Supply: This is where it has been most innovative. My mom would take out her wedding saree every year and make a small array of Pooja things and go about her business in great silence. We would await the sighting of the moon, always erratic in the Himalayas and it was my myopic brother's job to spy some kind of "lit-up" clouds to shout: chand aa gaya, chand aa gaya for her to do a two-minute ritual, no sieve et al and then we would pounce on the goodies, forgetting it was she who hadn't eaten or had so much as a sip of water for the last 24 hours.
I still remember that she would start hunting for that clay "karva" months in advance as it was hard to find in the hills - and, in the end, make do with a brass "lota".
Now it begins with a super smart clay karva, all decked up like a simpering bride. The Rs 20 clay pot goes for anything from Rs 200. The henna, a speck of it, would cost upwards of Rs 100 - the kind which is popular across Delhi and its surrounding cities starts at Rs 1,000 a palm.
That day, the beauticians do a wondrous job to tell you how much you need to look your best - your skin is so tired, let me give a nice rose petal scrub, it is so tanned, another lathering of something that smells of sandalwood, a full laser cleanup is a must, red nail paint can only be applied after a special manicure with the tips of the fingers soaked in honey and milk.
The outfit would have not been stitched at the local neighbourhood tailor or God forbid, recycled from last year. The previous weeks would see a frantic search for the exclusive and latest design. Then there is the jewellery. These days, women wear more of it on the day of the fast than they did at their weddings. Nowadays, it is a craze to look like Devasena from Baahubali 2.
From head pieces and hair jewellery to that Pakeezah-style jhoomar to bangles with hangings in green and gold, to anklets which tinkle to the "aarsi" - a classic piece of romance, to see every detail reduced to a paltry Rs 2,500 accoutrement is a travesty.
But then who cares.
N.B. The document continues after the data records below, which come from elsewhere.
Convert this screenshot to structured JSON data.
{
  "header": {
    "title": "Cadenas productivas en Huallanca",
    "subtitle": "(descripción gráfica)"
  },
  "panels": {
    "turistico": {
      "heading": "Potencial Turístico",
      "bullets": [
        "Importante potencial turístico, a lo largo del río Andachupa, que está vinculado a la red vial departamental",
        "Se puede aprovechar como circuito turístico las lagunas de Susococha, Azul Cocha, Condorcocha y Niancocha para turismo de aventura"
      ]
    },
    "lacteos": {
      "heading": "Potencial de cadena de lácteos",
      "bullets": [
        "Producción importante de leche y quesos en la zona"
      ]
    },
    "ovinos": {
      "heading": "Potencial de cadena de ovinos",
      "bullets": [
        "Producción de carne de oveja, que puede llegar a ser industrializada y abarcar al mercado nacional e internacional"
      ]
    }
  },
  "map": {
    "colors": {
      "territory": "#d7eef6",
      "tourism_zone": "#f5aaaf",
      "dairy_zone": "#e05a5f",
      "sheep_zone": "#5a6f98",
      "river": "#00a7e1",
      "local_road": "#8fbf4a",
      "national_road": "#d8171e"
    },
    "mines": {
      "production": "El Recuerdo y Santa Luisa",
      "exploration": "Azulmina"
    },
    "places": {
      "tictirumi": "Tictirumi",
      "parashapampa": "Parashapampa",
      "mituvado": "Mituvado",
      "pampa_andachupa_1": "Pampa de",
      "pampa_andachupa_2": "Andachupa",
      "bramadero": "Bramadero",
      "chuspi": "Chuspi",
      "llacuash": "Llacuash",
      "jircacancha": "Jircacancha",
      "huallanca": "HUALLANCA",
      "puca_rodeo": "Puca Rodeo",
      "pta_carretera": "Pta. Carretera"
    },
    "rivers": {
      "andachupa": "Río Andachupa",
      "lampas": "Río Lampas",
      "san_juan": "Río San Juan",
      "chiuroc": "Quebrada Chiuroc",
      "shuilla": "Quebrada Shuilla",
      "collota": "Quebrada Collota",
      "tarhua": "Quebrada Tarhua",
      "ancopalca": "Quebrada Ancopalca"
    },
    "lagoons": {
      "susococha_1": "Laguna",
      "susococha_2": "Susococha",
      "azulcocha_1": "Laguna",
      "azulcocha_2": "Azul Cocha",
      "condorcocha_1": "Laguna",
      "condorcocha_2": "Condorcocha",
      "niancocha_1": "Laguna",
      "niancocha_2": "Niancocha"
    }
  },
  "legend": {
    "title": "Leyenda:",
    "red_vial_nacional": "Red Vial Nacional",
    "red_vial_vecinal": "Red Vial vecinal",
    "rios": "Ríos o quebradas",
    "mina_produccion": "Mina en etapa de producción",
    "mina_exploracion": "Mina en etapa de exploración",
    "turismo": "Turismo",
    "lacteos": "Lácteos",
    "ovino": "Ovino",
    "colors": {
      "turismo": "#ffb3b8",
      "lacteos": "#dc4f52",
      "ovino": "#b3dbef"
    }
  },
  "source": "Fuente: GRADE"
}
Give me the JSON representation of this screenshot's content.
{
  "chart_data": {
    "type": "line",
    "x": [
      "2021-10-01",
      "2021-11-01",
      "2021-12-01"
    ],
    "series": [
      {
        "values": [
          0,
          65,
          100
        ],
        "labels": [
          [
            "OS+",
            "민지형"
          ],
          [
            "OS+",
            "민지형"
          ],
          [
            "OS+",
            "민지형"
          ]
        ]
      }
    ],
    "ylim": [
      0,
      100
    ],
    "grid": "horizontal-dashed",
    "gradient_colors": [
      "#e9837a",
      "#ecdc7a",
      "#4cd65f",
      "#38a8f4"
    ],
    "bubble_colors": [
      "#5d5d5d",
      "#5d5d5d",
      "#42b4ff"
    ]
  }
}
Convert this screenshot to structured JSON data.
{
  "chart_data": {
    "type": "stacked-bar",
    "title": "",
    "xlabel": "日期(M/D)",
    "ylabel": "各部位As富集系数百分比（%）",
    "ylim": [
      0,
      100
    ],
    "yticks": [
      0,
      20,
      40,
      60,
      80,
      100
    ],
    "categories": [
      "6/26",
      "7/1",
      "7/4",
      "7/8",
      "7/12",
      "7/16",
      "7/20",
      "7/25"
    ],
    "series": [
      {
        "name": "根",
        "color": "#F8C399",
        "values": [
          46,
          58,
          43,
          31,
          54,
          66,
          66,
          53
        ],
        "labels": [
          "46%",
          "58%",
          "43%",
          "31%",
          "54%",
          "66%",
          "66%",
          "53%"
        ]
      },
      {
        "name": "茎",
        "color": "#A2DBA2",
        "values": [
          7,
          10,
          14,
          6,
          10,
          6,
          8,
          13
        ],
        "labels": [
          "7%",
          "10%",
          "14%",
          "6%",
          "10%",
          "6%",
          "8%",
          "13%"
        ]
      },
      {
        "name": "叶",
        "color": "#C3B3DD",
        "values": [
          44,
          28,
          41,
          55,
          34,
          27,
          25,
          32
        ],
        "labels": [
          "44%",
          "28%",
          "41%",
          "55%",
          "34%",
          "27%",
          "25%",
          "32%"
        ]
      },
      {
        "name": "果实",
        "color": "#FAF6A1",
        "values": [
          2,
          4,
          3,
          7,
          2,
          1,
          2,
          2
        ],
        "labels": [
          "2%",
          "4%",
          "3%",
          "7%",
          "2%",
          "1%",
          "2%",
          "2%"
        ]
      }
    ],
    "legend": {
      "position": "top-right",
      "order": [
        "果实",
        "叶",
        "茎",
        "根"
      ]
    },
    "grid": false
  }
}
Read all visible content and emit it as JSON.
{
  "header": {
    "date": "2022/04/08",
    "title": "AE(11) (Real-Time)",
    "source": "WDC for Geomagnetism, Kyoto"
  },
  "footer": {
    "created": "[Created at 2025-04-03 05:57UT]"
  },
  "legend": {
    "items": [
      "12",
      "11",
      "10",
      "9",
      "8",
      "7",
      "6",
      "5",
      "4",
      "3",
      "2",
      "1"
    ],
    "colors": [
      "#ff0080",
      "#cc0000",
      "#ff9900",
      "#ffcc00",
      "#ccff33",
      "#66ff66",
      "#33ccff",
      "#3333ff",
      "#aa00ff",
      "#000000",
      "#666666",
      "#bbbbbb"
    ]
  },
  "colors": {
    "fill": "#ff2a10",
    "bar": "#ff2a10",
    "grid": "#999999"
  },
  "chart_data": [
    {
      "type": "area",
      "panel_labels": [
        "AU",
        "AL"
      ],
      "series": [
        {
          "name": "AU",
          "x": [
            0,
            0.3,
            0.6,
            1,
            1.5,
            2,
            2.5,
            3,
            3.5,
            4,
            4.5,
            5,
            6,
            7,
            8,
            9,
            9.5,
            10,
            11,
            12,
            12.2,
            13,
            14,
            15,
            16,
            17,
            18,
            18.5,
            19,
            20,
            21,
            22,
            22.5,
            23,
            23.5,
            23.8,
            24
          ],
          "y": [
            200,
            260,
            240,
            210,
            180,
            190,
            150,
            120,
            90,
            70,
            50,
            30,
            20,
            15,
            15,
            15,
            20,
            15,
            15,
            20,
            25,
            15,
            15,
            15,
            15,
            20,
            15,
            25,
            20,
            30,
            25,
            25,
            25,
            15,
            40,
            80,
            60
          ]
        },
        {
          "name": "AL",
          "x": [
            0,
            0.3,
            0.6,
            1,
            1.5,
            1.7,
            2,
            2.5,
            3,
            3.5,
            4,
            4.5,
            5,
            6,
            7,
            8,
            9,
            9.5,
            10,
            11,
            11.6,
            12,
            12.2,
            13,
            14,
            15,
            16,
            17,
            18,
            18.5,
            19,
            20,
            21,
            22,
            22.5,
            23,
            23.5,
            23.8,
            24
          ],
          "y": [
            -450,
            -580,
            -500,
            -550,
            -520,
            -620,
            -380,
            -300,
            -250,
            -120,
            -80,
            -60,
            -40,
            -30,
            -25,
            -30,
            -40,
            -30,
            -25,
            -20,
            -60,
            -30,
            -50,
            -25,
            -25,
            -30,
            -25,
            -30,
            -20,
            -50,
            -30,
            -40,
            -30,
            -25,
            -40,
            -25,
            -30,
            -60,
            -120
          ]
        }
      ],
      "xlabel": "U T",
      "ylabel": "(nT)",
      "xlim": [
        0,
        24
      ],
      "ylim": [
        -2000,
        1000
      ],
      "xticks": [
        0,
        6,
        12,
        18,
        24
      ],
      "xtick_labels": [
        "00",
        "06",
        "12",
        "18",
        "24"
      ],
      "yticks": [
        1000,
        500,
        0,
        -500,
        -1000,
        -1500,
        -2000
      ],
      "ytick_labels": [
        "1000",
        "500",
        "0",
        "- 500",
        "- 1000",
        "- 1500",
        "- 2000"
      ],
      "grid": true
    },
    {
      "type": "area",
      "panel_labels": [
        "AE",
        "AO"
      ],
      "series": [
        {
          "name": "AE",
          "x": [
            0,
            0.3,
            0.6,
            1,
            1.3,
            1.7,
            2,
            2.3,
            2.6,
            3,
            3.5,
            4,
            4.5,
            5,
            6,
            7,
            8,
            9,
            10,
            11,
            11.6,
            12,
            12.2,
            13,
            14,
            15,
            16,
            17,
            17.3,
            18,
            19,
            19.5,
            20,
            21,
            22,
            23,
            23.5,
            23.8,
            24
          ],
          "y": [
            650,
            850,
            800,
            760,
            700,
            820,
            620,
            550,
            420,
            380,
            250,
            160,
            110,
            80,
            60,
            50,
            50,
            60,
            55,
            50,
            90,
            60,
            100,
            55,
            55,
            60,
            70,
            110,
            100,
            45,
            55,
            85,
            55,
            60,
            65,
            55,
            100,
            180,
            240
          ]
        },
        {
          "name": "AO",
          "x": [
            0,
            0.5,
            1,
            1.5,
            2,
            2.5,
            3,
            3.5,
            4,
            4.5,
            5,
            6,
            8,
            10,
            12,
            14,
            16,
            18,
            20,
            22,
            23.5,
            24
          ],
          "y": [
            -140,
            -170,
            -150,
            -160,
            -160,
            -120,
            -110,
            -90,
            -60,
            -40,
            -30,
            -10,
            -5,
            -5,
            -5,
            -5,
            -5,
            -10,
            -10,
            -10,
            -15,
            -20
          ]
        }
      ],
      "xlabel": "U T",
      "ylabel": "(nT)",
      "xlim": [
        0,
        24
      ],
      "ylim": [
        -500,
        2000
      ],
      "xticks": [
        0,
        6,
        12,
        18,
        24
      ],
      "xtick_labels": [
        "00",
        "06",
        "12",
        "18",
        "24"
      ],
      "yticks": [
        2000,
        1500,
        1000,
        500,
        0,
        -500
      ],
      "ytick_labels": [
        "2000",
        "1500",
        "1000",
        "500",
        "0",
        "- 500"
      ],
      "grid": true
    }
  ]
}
So put together, an average middle class woman (I refuse to get into the affairs of the affluent crowd where diamond sets as special gifts are not uncommon) spending a lakh or so on Karva chauth no longer raises eyebrows.
Retention and acquisition
As any marketing maestro would tell you, it is easy to sell a product once if you have a buyer, but if you have a continuous new stream and also continue to service all those who have been there before, that is "heaven".
With karva chauth, there is no fear of losing the customer. Not only do you have the complete attention of a woman from the time she gets married till she doesn't need to keep the fast (I am thinking of hurting sensibilities here), but also a million young women are added to the adult age group every year, all of whom are desirous of a good marriage, with some even observing the fast before the wedding. There is little chance of this market dwindling.
In fact, the real challenge is to keep coming up with innovative ideas. I am waiting to hear about Karva Chauth special tours where everything is arranged in Chiang Mai or Venice, depending on your budget.
I am trying to visualise a ghaghra choli-clad woman with sindoor up her forehead, peering at her beloved man through the sieve and the clouds in St Mark's Square. But then stranger things have happened in the name of love.
Then there are the men, who will dress up like Shahrukh Khan and be the man of the house and are known to join their wives in observing the fast. This leads to a rather celestial question: If both are fasting for each other's long life, who is going to kick the bucket first?